Les journaux indépendants sont les premières victimes de cette avalanche procédurière. Le quotidien Jamanak est actuellement en procès dans trois affaires différentes. Haykakan Jamanak et Hraparak sont également visés par des plaintes provenant le plus souvent d’hommes politiques. Le site d’information en ligne Hetq, fondé par l’ONG “Investigative journalists”, a été condamné le 18 avril 2011 par la cour de cassation à verser au maire d’Ijevan Tavoush Marz 450 000 drams (820 euros) et à publier un démenti officiel. Le litige portait sur une série d’articles dénonçant un détournement d’argent par plusieurs officiels locaux. Ayant épuisé tous les recours en justice possibles, l’ONG a annoncé qu’elle porterait plainte de la décision auprès de la Cour européenne des droits de l’homme.
Parmi les habitués du recours en justice, la famille Kotcharian figure en bonne place. Ainsi, la femme de l’ex-président, Bella Kotcharian, et son fils, Sedrak Kotcharian, réclament à Jamanak 6 millions de drams (11 000 euros) pour un article, paru en septembre 2011, les impliquant dans des malversations financières. En 2009, le journal Haykakan Jamanak avait déjà été condamné à payer 3,5 millions de drams (6400 euros) à Levon Kocharian.
Récemment, l’ex-président lui même a entamé un procès retentissant contre Hraparak pour un article du 2 février 2011 le décrivant comme “assoiffé de sang” et coutumier des “coups de folie”. Si le recours à la justice pouvait être justifié, la demande de Robert Kotcharian de geler les actifs du journal l’est nettement moins. Or, cette requête avait été satisfaite dès la première audience du procès. La décision a été annulée le 11 avril 2011, mais l’action de l’ex-président reste dangereuse car elle tend à prouver que le véritable but du recours en justice est l’étouffement financier des médias indépendants. L’OSCE, à laquelle appartient l’Arménie, est très claire sur ce point : “La somme de l’amende ne doit pas mener à la banqueroute du média concerné, ni ne doit empêcher son travail normal”. La justice semble aller la plupart du temps dans le sens des plaignants, en demandant à chaque fois l’amende maximum. Le 7 février 2011, Haykakan Jamanak a été condamné à verser 2 440 000 drams (soit en tout près de 16 000 dollars) à chacun des trois députés Ruben Hayrapetyan, Samvel Aleksanyan et Levon Sargsyan pour un article publié du 14 octobre 2010 citant une liste d’officiels et d’hommes d’affaires arméniens impliqués dans des affaires criminelles. Le rédacteur en chef Hayk Gevorgyan a décidé de faire appel, mais s’est déclaré peu étonné de la décision de la justice.

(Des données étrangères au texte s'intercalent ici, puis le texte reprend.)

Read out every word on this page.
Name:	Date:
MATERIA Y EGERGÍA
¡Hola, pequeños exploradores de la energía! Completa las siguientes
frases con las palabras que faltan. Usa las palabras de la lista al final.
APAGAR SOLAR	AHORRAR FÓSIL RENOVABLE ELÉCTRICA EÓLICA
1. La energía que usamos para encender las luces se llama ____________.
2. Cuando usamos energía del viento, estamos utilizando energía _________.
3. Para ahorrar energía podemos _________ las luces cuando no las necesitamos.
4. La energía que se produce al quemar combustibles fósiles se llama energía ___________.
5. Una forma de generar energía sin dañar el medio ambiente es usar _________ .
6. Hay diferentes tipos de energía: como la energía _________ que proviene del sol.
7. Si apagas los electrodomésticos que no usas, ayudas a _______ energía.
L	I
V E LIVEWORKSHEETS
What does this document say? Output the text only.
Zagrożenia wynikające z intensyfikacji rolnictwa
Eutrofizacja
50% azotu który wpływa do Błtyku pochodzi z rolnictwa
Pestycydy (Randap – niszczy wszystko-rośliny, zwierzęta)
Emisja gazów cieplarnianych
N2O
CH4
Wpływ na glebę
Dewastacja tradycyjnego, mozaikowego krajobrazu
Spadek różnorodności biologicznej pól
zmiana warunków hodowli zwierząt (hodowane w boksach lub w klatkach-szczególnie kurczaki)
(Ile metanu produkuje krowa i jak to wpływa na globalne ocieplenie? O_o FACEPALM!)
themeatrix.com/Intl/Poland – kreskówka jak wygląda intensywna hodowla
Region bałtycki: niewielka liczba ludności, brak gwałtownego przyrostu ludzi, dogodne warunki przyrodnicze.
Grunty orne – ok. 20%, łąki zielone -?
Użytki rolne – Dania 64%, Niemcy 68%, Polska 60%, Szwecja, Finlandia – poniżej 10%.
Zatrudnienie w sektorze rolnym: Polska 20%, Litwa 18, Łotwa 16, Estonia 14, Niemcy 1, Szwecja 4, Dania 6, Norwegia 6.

Outre les sommes importantes requises par les plaignants, les journaux doivent faire face à des frais d’avocat excessifs. Les abus sont tels que le conseil de la chambre des avocats de la république d’Arménie a approuvé un arrêté pour limiter les frais d’avocats à 300 000 drams maximum (6400 euros) dans les affaires de diffamation. Le document sera soumis au département judiciaire qui décidera de son applicabilité.
Reporters sans frontière suit avec attention toutes les affaires en cours. Outre celles citées plus haut, nous attendons la prochaine audience des procès en diffamation opposant le député Tigran Arzakantsian au journal Yerkir et la société “Glendale Hills” à Jamanak.

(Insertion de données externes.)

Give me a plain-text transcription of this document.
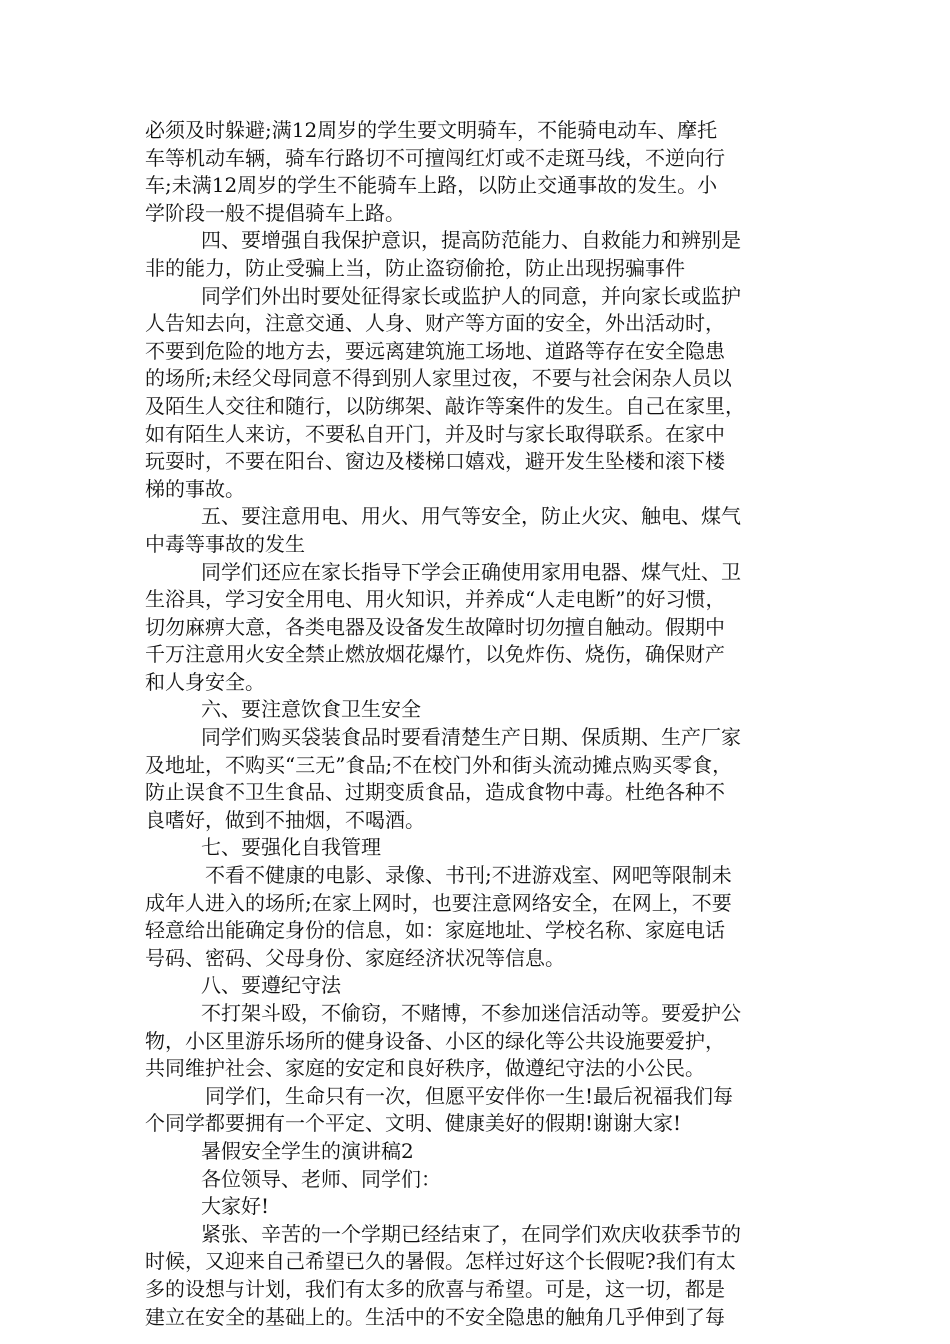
必须及时躲避;满12周岁的学生要文明骑车，不能骑电动车、摩托
车等机动车辆，骑车行路切不可擅闯红灯或不走斑马线，不逆向行
车;未满12周岁的学生不能骑车上路，以防止交通事故的发生。小
学阶段一般不提倡骑车上路。
四、要增强自我保护意识，提高防范能力、自救能力和辨别是
非的能力，防止受骗上当，防止盗窃偷抢，防止出现拐骗事件
同学们外出时要处征得家长或监护人的同意，并向家长或监护
人告知去向，注意交通、人身、财产等方面的安全，外出活动时，
不要到危险的地方去，要远离建筑施工场地、道路等存在安全隐患
的场所;未经父母同意不得到别人家里过夜，不要与社会闲杂人员以
及陌生人交往和随行，以防绑架、敲诈等案件的发生。自己在家里，
如有陌生人来访，不要私自开门，并及时与家长取得联系。在家中
玩耍时，不要在阳台、窗边及楼梯口嬉戏，避开发生坠楼和滚下楼
梯的事故。
五、要注意用电、用火、用气等安全，防止火灾、触电、煤气
中毒等事故的发生
同学们还应在家长指导下学会正确使用家用电器、煤气灶、卫
生浴具，学习安全用电、用火知识，并养成“人走电断”的好习惯，
切勿麻痹大意，各类电器及设备发生故障时切勿擅自触动。假期中
千万注意用火安全禁止燃放烟花爆竹，以免炸伤、烧伤，确保财产
和人身安全。
六、要注意饮食卫生安全
同学们购买袋装食品时要看清楚生产日期、保质期、生产厂家
及地址，不购买“三无”食品;不在校门外和街头流动摊点购买零食，
防止误食不卫生食品、过期变质食品，造成食物中毒。杜绝各种不
良嗜好，做到不抽烟，不喝酒。
七、要强化自我管理
不看不健康的电影、录像、书刊;不进游戏室、网吧等限制未
成年人进入的场所;在家上网时，也要注意网络安全，在网上，不要
轻意给出能确定身份的信息，如：家庭地址、学校名称、家庭电话
号码、密码、父母身份、家庭经济状况等信息。
八、要遵纪守法
不打架斗殴，不偷窃，不赌博，不参加迷信活动等。要爱护公
物，小区里游乐场所的健身设备、小区的绿化等公共设施要爱护，
共同维护社会、家庭的安定和良好秩序，做遵纪守法的小公民。
同学们，生命只有一次，但愿平安伴你一生!最后祝福我们每
个同学都要拥有一个平定、文明、健康美好的假期!谢谢大家!
暑假安全学生的演讲稿2
各位领导、老师、同学们：
大家好!
紧张、辛苦的一个学期已经结束了，在同学们欢庆收获季节的
时候，又迎来自己希望已久的暑假。怎样过好这个长假呢?我们有太
多的设想与计划，我们有太多的欣喜与希望。可是，这一切，都是
建立在安全的基础上的。生活中的不安全隐患的触角几乎伸到了每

À la veille du forum sur la liberté des médias, organisé à Erevan par l’ombudsman d’Arménie, nous appelons les participants à mener une véritable réflexion sur les moyens de limiter le recours à la justice en cas de diffamation. Des solutions existent pour promouvoir l’autorégulation des médias. En cas d’action en justice, le principe de proportionnalité de la peine doit prévaloir.